Keeping device UI and collateral in sync for a global hardware brand (anonymised)

Keeping device UI and collateral in sync for a global hardware brand (anonymised)

Background

A global enterprise hardware manufacturer needed its device UI, drivers, and customer-facing collateral to move together in several languages without the last‑minute rebuilds that had become routine. The content spanned embedded UI strings, XML/DITA‑style docs, and InDesign marketing assets. Cadence was monthly with hotfixes.

Stakeholders included device firmware engineers and build/release, a localisation PM, vendor PMs, DTP specialists, and translators/reviewers for fr‑FR, de‑DE, it‑IT, es‑ES, nl‑NL, sv‑SE, pl‑PL, pt‑BR, zh‑CN, zh‑TW, ja‑JP and ko‑KR.

What I built

A split pipeline: (1) device/UI strings travelled as safe XLIFF with explicit placeholders and reversible mapping; (2) technical docs validated against XML rules (XSD + Schematron) before packaging; (3) InDesign jobs exported clean IDML with a manifest so assets round‑tripped intact.

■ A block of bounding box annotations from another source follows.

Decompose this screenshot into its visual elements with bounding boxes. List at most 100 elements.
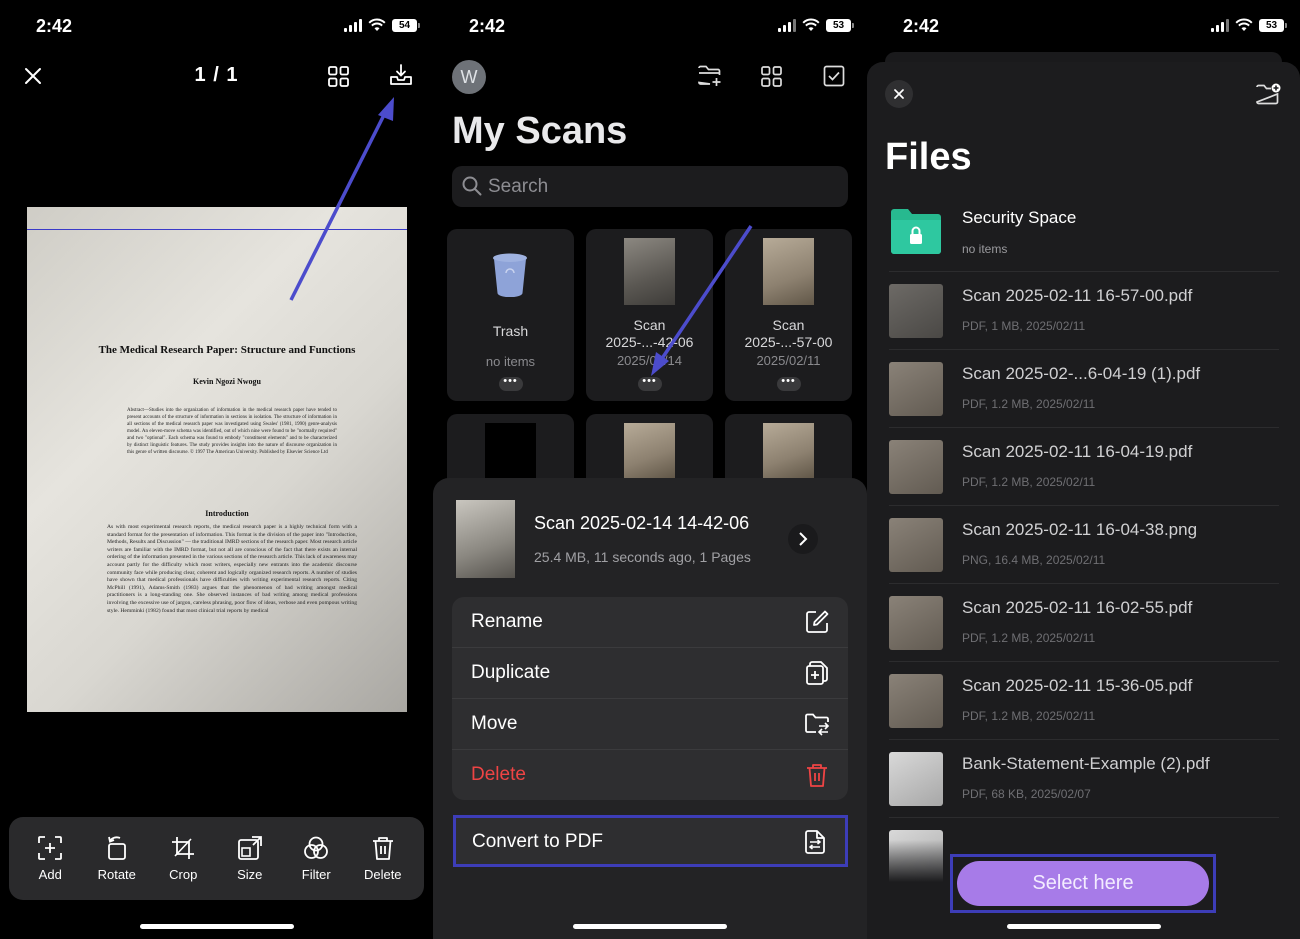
home-indicator bbox=[573, 924, 727, 929]
home-indicator bbox=[139, 924, 294, 929]
file-name: Scan 2025-02-11 16-02-55.pdf bbox=[962, 598, 1193, 617]
file-row[interactable]: Scan 2025-02-11 15-36-05.pdf PDF, 1.2 MB… bbox=[889, 662, 1279, 740]
close-button[interactable] bbox=[885, 80, 913, 108]
file-thumbnail bbox=[889, 284, 943, 338]
file-meta: PDF, 1.2 MB, 2025/02/11 bbox=[962, 475, 1096, 489]
close-icon bbox=[894, 89, 904, 99]
more-icon[interactable]: ••• bbox=[776, 376, 801, 391]
add-button[interactable]: Add bbox=[20, 835, 80, 882]
size-button[interactable]: Size bbox=[220, 835, 280, 882]
delete-label: Delete bbox=[363, 867, 402, 882]
file-row[interactable]: Bank-Statement-Example (2).pdf PDF, 68 K… bbox=[889, 740, 1279, 818]
select-here-button[interactable]: Select here bbox=[957, 861, 1209, 906]
file-row[interactable]: Scan 2025-02-11 16-57-00.pdf PDF, 1 MB, … bbox=[889, 272, 1279, 350]
scan-thumbnail bbox=[763, 238, 814, 305]
delete-file-label: Delete bbox=[471, 764, 526, 785]
signal-icon bbox=[1211, 18, 1229, 32]
delete-file-button[interactable]: Delete bbox=[452, 750, 848, 800]
wifi-icon bbox=[802, 18, 820, 31]
select-checkbox-icon[interactable] bbox=[823, 65, 845, 87]
file-name: Scan 2025-02-11 16-57-00.pdf bbox=[962, 286, 1193, 305]
status-bar: 2:42 53 bbox=[433, 0, 867, 52]
file-thumbnail bbox=[889, 362, 943, 416]
file-name: Scan 2025-02-...6-04-19 (1).pdf bbox=[962, 364, 1201, 383]
add-label: Add bbox=[38, 867, 62, 882]
delete-button[interactable]: Delete bbox=[353, 835, 413, 882]
document-abstract: Abstract—Studies into the organization o… bbox=[127, 408, 337, 455]
trash-bin-icon bbox=[493, 253, 527, 297]
move-label: Move bbox=[471, 713, 518, 734]
scan-thumbnail bbox=[485, 423, 536, 478]
grid-icon[interactable] bbox=[328, 66, 349, 87]
status-time: 2:42 bbox=[903, 16, 940, 36]
trash-tile[interactable]: Trash no items ••• bbox=[447, 229, 574, 401]
rename-button[interactable]: Rename bbox=[452, 597, 848, 648]
file-meta: PDF, 1.2 MB, 2025/02/11 bbox=[962, 709, 1096, 723]
chevron-right-icon bbox=[799, 532, 808, 546]
file-thumbnail bbox=[889, 440, 943, 494]
file-meta: PNG, 16.4 MB, 2025/02/11 bbox=[962, 553, 1106, 567]
avatar[interactable]: W bbox=[452, 60, 486, 94]
battery-icon: 54 bbox=[392, 18, 420, 32]
trash-icon bbox=[807, 764, 827, 787]
size-label: Size bbox=[237, 867, 263, 882]
save-download-icon[interactable] bbox=[389, 63, 413, 87]
locked-folder-icon bbox=[891, 209, 941, 254]
convert-to-pdf-button[interactable]: Convert to PDF bbox=[453, 815, 848, 867]
file-thumbnail bbox=[889, 752, 943, 806]
duplicate-label: Duplicate bbox=[471, 662, 551, 683]
edit-icon bbox=[806, 610, 829, 633]
status-time: 2:42 bbox=[36, 16, 73, 36]
document-section-heading: Introduction bbox=[205, 509, 249, 518]
rotate-label: Rotate bbox=[97, 867, 136, 882]
add-icon bbox=[38, 836, 63, 860]
security-space-folder[interactable]: Security Space no items bbox=[889, 194, 1279, 272]
file-row[interactable]: Scan 2025-02-11 16-02-55.pdf PDF, 1.2 MB… bbox=[889, 584, 1279, 662]
document-body: As with most experimental research repor… bbox=[107, 524, 357, 614]
grid-view-icon[interactable] bbox=[761, 66, 782, 87]
file-thumbnail bbox=[889, 674, 943, 728]
file-row[interactable]: Scan 2025-02-...6-04-19 (1).pdf PDF, 1.2… bbox=[889, 350, 1279, 428]
file-name: Scan 2025-02-11 16-04-38.png bbox=[962, 520, 1198, 539]
scans-panel: 2:42 53 W My Scans Search Trash no items… bbox=[433, 0, 867, 939]
folder-name: Security Space bbox=[962, 208, 1077, 227]
status-bar: 2:42 54 bbox=[0, 0, 433, 52]
edit-toolbar: Add Rotate Crop Size Filter Delete bbox=[9, 817, 424, 900]
crop-button[interactable]: Crop bbox=[153, 835, 213, 882]
annotation-arrow bbox=[651, 225, 753, 376]
more-icon[interactable]: ••• bbox=[498, 376, 523, 391]
file-thumbnail bbox=[889, 518, 943, 572]
file-row[interactable]: Scan 2025-02-11 16-04-19.pdf PDF, 1.2 MB… bbox=[889, 428, 1279, 506]
scan-thumbnail bbox=[763, 423, 814, 478]
filter-button[interactable]: Filter bbox=[286, 835, 346, 882]
size-icon bbox=[237, 836, 262, 860]
signal-icon bbox=[778, 18, 796, 32]
folder-meta: no items bbox=[962, 242, 1008, 256]
rotate-button[interactable]: Rotate bbox=[87, 835, 147, 882]
crop-label: Crop bbox=[169, 867, 198, 882]
move-button[interactable]: Move bbox=[452, 699, 848, 750]
page-title: My Scans bbox=[452, 110, 628, 152]
file-row[interactable]: Scan 2025-02-11 16-04-38.png PNG, 16.4 M… bbox=[889, 506, 1279, 584]
duplicate-button[interactable]: Duplicate bbox=[452, 648, 848, 699]
new-folder-icon[interactable] bbox=[697, 64, 723, 88]
file-name: Scan 2025-02-11 15-36-05.pdf bbox=[962, 676, 1193, 695]
new-folder-icon[interactable] bbox=[1255, 83, 1281, 105]
status-bar: 2:42 53 bbox=[867, 0, 1300, 52]
tile-name: Trash bbox=[492, 323, 529, 339]
file-details-button[interactable] bbox=[788, 524, 818, 554]
file-meta: PDF, 1.2 MB, 2025/02/11 bbox=[962, 397, 1096, 411]
signal-icon bbox=[344, 18, 362, 32]
filter-icon bbox=[304, 836, 329, 859]
file-meta: PDF, 1 MB, 2025/02/11 bbox=[962, 319, 1086, 333]
status-time: 2:42 bbox=[469, 16, 506, 36]
file-actions-menu: Rename Duplicate Move Delete bbox=[452, 597, 848, 800]
page-indicator: 1 / 1 bbox=[194, 64, 239, 86]
wifi-icon bbox=[368, 18, 386, 31]
files-panel: 2:42 53 Files Security Space no items Sc… bbox=[867, 0, 1300, 939]
rename-label: Rename bbox=[471, 611, 543, 632]
filter-label: Filter bbox=[301, 867, 331, 882]
file-meta: PDF, 1.2 MB, 2025/02/11 bbox=[962, 631, 1096, 645]
search-input[interactable]: Search bbox=[452, 166, 848, 207]
convert-label: Convert to PDF bbox=[472, 831, 603, 852]
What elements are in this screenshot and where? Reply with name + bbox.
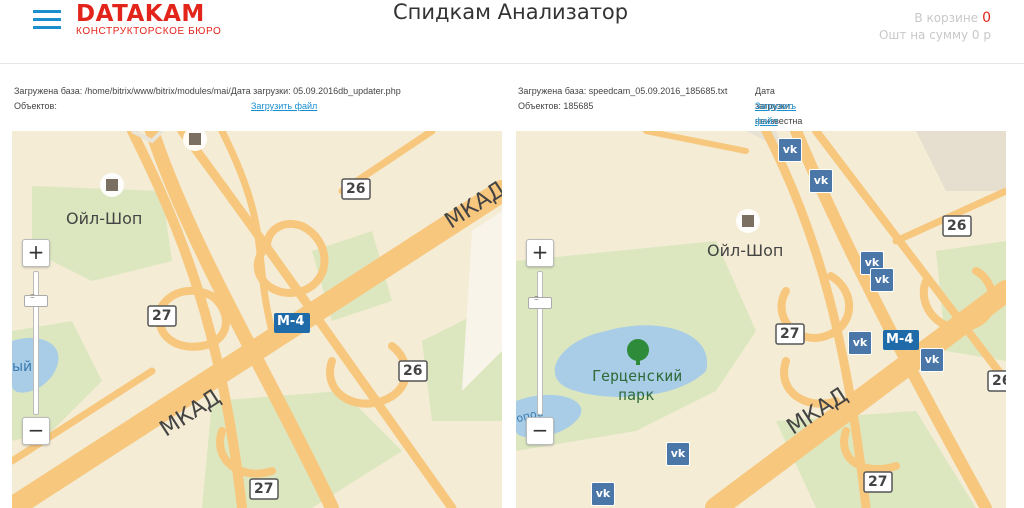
- speedcam-marker[interactable]: vk: [870, 268, 894, 292]
- label-road-27b-right: 27: [868, 474, 888, 490]
- logo[interactable]: DATAKAM КОНСТРУКТОРСКОЕ БЮРО: [76, 2, 221, 37]
- cart-count: 0: [982, 10, 991, 26]
- label-road-26b: 26: [403, 363, 423, 379]
- page-title: Спидкам Анализатор: [393, 0, 629, 24]
- zoom-track[interactable]: [537, 271, 543, 415]
- label-m4-right: М-4: [886, 332, 914, 347]
- label-oil-shop: Ойл-Шоп: [66, 209, 143, 228]
- speedcam-marker[interactable]: vk: [809, 169, 833, 193]
- cart-label: В корзине: [914, 11, 979, 25]
- right-objects-line: Объектов: 185685: [518, 101, 594, 111]
- zoom-out-button[interactable]: −: [526, 417, 554, 445]
- speedcam-marker[interactable]: vk: [920, 348, 944, 372]
- zoom-in-button[interactable]: +: [22, 239, 50, 267]
- label-oil-shop-right: Ойл-Шоп: [707, 241, 784, 260]
- speedcam-marker[interactable]: vk: [778, 138, 802, 162]
- right-upload-link[interactable]: Загрузить файл: [755, 99, 796, 129]
- left-panel-info: Загружена база: /home/bitrix/www/bitrix/…: [14, 84, 401, 114]
- label-road-27a-right: 27: [780, 326, 800, 342]
- label-road-26a: 26: [346, 181, 366, 197]
- zoom-handle[interactable]: [528, 295, 552, 309]
- map-left-canvas: [12, 131, 502, 508]
- label-road-27a: 27: [152, 308, 172, 324]
- map-right-canvas: [516, 131, 1006, 508]
- left-upload-link[interactable]: Загрузить файл: [251, 99, 317, 114]
- label-m4: М-4: [277, 314, 305, 329]
- label-road-26-right: 26: [947, 218, 967, 234]
- cart-summary[interactable]: В корзине 0 Ошт на сумму 0 р: [879, 10, 991, 44]
- right-db-line: Загружена база: speedcam_05.09.2016_1856…: [518, 86, 728, 96]
- zoom-in-button[interactable]: +: [526, 239, 554, 267]
- header: DATAKAM КОНСТРУКТОРСКОЕ БЮРО Спидкам Ана…: [0, 0, 1024, 64]
- logo-main: DATAKAM: [76, 1, 205, 27]
- speedcam-marker[interactable]: vk: [848, 331, 872, 355]
- speedcam-marker[interactable]: vk: [591, 482, 615, 506]
- left-objects-label: Объектов:: [14, 101, 57, 111]
- zoom-handle[interactable]: [24, 293, 48, 307]
- label-park-line1: Герценский: [592, 367, 683, 385]
- left-db-line: Загружена база: /home/bitrix/www/bitrix/…: [14, 86, 401, 96]
- map-right[interactable]: Ойл-Шоп Герценский парк 26 27 27 26 М-4 …: [516, 131, 1006, 508]
- speedcam-marker[interactable]: vk: [666, 442, 690, 466]
- label-park-line2: парк: [618, 386, 655, 404]
- label-road-27b: 27: [254, 481, 274, 497]
- right-panel-info: Загружена база: speedcam_05.09.2016_1856…: [518, 84, 802, 126]
- logo-sub: КОНСТРУКТОРСКОЕ БЮРО: [76, 26, 222, 37]
- label-water: ый: [12, 359, 33, 375]
- zoom-out-button[interactable]: −: [22, 417, 50, 445]
- map-left[interactable]: Ойл-Шоп 26 27 26 27 М-4 МКАД МКАД ый + −: [12, 131, 502, 508]
- menu-icon[interactable]: [33, 8, 61, 32]
- cart-sum: Ошт на сумму 0 р: [878, 28, 991, 42]
- label-road-2x-right: 26: [992, 373, 1006, 389]
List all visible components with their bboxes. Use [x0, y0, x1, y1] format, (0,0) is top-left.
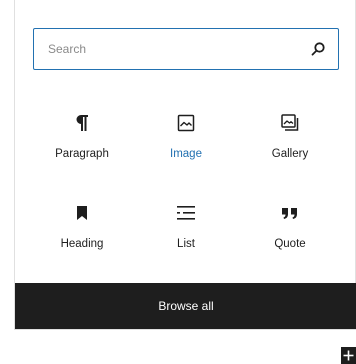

Small helpers normalised language codes and filenames across teams; QA checks caught mismatched tags, placeholder drift and overset text before sign‑off.

How we ran it together

Engineering supplied labeled drops; PMs launched translation from templates; translators worked in CAT‑friendly packages; DTP rebuilt with the manifest; firmware and docs returned on predictable schedules. A tiny pilot round‑trip ran each cycle to catch regressions.

Outcome

Build failures tied to localisation disappeared, DTP cycles shortened, and adding a new locale became a repeatable step rather than a mini‑project. People focused on content and design instead of repairing structure.

What I’d keep today

The reversible mapping for UI strings, XML gates that speak the domain’s rules, and the manifest for IDML. They remove most of the avoidable friction in mixed hardware+docs environments.